Once you select software, following best practices around image configuration, testing, and deployment is key to success:

  • Keep base images minimal by removing unnecessary drivers, features, and bloatware. This dramatically speeds up deployment.
  • Script modular logic for joins, customizations, renames etc. externally from the image to increase reusability.
  • Validate rigorously with layered acceptance testing on benches matching production configurations.
  • Automate post-deployment tasks like AD joins, config pushes, annotations.
  • Manage drivers independently from base images, injecting dynamically during deployment based on the endpoint.
  • Utilize multicast transmission with converted images where possible to blast concurrently to multiple devices over LAN. Converting images to .GHO/.WIM optimized formats first is advisable.
  • Implement version control workflows allowing quick rollback and avoiding confusion from image sprawl.

IT teams should dedicate resources up front during onboarding to master multicast imaging, driver handling, boot configurations, and other aspects key to smooth ongoing management.

Troubleshooting and Remediation Tips

Despite best efforts, issues can still arise during deployment:

Offline imaging failures

  1. Verify target device boots properly into the imaging environment
  2. Check network cabling and DHCP IP addressing
  3. Reset BIOS to default settings if UEFI Secure Boot causes problems

Driver injection issues

  1. Confirm hardware IDs match required drivers
  2. Enable logging and inspect image apply logs
  3. Add missing storage/chipset drivers into driver feed

Domain join failures

  1. Double check OU path, account creds
  2. Ensure network connectivity to domain controllers
  3. Test DNS and LDAP connectivity from target device

Isolate deployment problems through eliminating environmental and configuration discrepancies first before troubleshooting tools.

Innovations in OS Imaging

The desktop imaging landscape continues rapidly advancing alongside innovations in cloud, virtualization, and modern device management:

UEFI and Secure Boot

  • Enhanced firmware configurations necessitate updated imaging workflows like signed boot images with compatible PE environments.

Windows Autopilot

  • Cloud-based provisioning natively integrated with Microsoft Endpoint Manager and Azure AD tenants, eschewing traditional imaging.

Microsoft WVD

  • Centralized Windows 10 multi-user hosting in Azure shifts desktops towards cloud-delivered workspace services.

Cloud distribution points

  • Vendors like PDQ Deploy allow hosting shared image repositories in AWS S3/Azure Blob Storage to avoid bottlenecks of on-prem file shares.

Just In Time provisioning

  • Docker-like tools instantiate disposable compute instances from cloud images only when users log on, tearing them down afterwards.

As compute resources grow increasingly dynamic and ephemeral, imaging solutions adapt to leverage lightning fast programmatic orchestration integrating with centralized configuration management databases available from the cloud.

Key Takeaways

Deploying operating systems at scale is complex.

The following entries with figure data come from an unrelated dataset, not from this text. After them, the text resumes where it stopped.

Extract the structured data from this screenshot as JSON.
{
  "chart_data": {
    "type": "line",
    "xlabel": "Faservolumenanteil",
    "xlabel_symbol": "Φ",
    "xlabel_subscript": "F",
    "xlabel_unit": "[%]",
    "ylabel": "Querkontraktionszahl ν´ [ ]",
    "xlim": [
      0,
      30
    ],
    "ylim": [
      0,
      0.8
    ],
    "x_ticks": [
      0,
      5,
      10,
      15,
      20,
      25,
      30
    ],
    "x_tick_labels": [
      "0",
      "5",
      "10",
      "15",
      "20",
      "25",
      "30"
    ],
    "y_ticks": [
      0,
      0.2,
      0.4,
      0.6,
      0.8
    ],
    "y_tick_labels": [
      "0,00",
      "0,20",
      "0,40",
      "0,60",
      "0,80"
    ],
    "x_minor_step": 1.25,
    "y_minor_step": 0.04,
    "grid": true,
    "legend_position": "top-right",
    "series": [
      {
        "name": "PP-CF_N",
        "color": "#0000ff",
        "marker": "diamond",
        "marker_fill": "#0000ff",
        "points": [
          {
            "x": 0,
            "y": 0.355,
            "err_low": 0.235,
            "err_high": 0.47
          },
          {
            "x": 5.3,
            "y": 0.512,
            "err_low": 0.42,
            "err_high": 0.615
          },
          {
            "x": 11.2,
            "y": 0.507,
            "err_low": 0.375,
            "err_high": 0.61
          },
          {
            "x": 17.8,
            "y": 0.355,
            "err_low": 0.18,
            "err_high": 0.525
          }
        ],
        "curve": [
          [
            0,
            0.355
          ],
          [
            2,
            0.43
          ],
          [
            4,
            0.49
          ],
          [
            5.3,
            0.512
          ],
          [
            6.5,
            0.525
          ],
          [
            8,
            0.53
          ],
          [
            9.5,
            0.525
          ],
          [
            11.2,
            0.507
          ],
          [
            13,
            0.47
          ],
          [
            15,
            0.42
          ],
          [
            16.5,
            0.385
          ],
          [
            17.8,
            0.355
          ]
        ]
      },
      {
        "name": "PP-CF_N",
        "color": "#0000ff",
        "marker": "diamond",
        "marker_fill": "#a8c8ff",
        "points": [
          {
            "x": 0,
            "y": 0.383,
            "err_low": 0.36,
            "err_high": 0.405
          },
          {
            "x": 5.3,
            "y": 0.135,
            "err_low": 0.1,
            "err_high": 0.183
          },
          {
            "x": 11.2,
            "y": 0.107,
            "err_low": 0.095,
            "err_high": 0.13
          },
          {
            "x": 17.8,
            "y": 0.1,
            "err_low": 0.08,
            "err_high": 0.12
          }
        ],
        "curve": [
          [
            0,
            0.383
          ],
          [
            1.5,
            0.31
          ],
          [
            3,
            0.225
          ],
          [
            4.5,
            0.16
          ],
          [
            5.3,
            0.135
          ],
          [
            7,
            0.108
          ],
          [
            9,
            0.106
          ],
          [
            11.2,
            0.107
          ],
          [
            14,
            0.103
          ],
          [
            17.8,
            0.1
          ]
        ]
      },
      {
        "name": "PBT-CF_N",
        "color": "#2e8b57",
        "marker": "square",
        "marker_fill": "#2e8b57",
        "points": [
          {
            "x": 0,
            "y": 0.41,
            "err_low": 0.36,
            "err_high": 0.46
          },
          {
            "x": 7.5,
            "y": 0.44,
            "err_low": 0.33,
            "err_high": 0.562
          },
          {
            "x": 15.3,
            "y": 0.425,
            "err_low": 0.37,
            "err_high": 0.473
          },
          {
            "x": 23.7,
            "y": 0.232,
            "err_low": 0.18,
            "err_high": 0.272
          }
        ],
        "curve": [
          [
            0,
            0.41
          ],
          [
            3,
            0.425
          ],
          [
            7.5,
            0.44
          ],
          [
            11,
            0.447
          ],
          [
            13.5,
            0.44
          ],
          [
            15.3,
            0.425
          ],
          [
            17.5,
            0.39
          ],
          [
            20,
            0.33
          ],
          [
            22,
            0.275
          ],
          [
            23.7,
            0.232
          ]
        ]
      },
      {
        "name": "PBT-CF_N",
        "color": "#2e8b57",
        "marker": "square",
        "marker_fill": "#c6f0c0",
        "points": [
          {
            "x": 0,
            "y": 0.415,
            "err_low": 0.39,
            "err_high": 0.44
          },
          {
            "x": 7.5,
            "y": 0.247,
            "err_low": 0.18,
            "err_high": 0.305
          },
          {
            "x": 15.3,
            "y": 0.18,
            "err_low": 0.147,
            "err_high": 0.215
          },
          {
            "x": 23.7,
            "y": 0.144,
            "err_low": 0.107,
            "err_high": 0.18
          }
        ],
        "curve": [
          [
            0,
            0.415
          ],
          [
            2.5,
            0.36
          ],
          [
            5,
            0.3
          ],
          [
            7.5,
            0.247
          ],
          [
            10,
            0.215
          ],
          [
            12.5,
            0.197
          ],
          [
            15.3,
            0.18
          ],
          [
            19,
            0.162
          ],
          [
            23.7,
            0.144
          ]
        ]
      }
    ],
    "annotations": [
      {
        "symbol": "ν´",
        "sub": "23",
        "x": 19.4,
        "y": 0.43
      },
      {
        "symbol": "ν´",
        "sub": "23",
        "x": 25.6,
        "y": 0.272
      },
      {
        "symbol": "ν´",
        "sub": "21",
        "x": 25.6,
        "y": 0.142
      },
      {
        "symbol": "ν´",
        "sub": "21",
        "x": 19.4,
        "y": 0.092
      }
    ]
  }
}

Desktop imaging solutions greatly simplify IT‘s job managing corporate workstations, laptops, virtual desktops by consolidating gold build templates that rapidly provision endpoints consistently.

Carefully evaluate technical environment, management capabilities, and business requirements when selecting software. Follow best practices around testing, modularity, scripting, version control and change tracking to get the most from investments. Monitor innovations as endpoints progressively shift management to the cloud.

With the right foundations, organizations can scale secure desktop deployments limitlessly to serve growing needs. Take time to thoroughly assess solutions against critical functionality requirements. Ultimately those offering breadth of platform support coupled with optimized configurations and automated orchestrations through cloud backends offer the most future-proof path for enterprise growth.